Ongoing Student Projects

The following projects are currently pursued by students in our lab, and are therefore not available anymore. They are published for reference and inspiration.

Car Sharing App

To share or not to share? What is the cost of privacy?

Smallworld: Gossiping with Raspberry Pis Locally and Globally

Dynamic Graph-Based Recommender System

Car Sharing App

Contact and Supervisor: Rafael Pires.

In the last decade, many successful tech companies saw a tremendous growth in users of platforms that connect service providers and consumers.
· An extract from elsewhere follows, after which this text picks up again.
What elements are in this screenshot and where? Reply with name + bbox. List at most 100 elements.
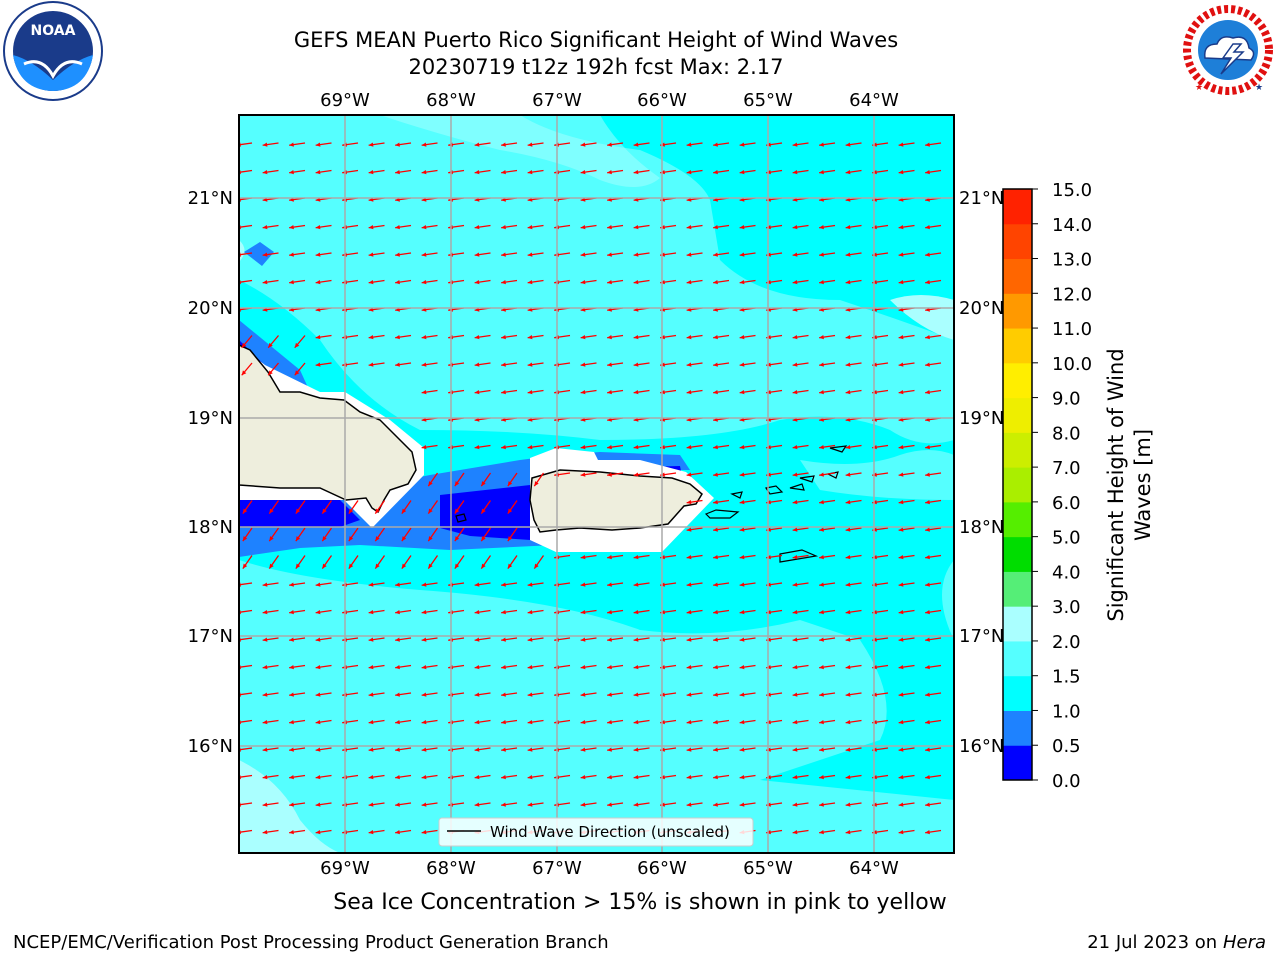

Services include ride-hailing, food delivery, lodging rental and dating (well, the notion of provider and consumer might be blurry here, but the principle is the same: connecting users with matching interests).

Matching is one thing that publish/subscribe (pub/sub) systems do well. In a nutshell, users tell what are their interests, which are stored somewhere as subscriptions for future matching. Independently, other users may publish some content that possibly matches a subset of the subscriptions. Finally, the corresponding subscribers receive a copy of the matching publication. The nice thing is that publish/subscribe systems do not necessarily have a centralized server, therefore obviating the need of having a single company acting as intermediary.

Many people use their 5-places car for the daily commute of one single person, which is not environmental-friendly (more traffic jams, not energy efficient). Considering this, we propose to build a platform where the EPFL community can take advantage of a decentralized pub/sub system for optimizing the carpooling when commuting to/from EPFL campi.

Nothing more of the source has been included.